/QuILTER

QuILTER uses a guided filter and post-processing to rapidly feather semantic segmentation results, revealing small details that the initial segments may have missed.

Primary LanguagePython

QuILTER: Quick Feathering of Image Segments with Guided Filter

Feather binary masks from semantic segmentation using He et al.'s guided filter without affecting their union (see Motivation for more info). The entire process takes a fraction of a second: after loading the image and masks, feathering the example below took 0.186 seconds on average. Applying the guided filter to each segment reveals small details typically missed by semantic segmentation networks, such as individual fingers in hands in the example (segments visualized by projecting to three dimensions with PCA).

car-kids image before feathering feathered (0.186 sec)

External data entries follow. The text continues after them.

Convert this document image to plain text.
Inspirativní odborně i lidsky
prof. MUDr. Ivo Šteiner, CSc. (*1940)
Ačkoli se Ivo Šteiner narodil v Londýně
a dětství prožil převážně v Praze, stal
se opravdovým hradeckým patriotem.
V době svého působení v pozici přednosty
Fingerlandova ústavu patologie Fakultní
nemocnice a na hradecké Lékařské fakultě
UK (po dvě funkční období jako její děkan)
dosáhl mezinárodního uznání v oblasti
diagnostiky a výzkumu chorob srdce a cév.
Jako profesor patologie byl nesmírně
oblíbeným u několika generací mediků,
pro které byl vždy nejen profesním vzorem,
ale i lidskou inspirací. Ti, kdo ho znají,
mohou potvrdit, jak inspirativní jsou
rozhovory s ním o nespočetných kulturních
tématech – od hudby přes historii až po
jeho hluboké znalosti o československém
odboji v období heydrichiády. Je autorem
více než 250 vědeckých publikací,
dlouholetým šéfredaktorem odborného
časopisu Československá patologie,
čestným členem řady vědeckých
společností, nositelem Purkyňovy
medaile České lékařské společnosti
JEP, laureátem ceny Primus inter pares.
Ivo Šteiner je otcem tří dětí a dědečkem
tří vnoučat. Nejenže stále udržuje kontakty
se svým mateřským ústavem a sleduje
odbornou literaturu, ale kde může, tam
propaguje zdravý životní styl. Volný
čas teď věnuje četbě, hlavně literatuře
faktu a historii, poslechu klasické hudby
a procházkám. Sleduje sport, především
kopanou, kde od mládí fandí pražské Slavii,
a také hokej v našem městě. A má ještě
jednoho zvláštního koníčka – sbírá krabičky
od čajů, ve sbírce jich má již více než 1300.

"QuILTER" is both a portmanteau of the project's subtitle and an allusion to quills, which are made with feathers.

Usage

Until I feel like figuring out how to put this project on PyPI, you can either install the package through the .tar.gz file in this repository's Releases section, or clone the repo, create a Conda environment using conda env create -f environment.yml, and build the project using flit build, which will create the same .tar.gz file in the dist/ folder.

Once installed, access the CLI help with quilter -h or import the feather_segments() function from the quilter package.

Examples

All of the segments in the examples are generated by extracting the leaf nodes from the hierarchy generated with Facebook Research's DETR, though they could be replaced with one generated by other networks such as those from MMSegmentation.

For the baseball image, passing each segment through the guided filter clarified the selection around the brim of the player's hat and at the intersection of the glove and arm.

baseball image before feathering feathered (0.184 sec)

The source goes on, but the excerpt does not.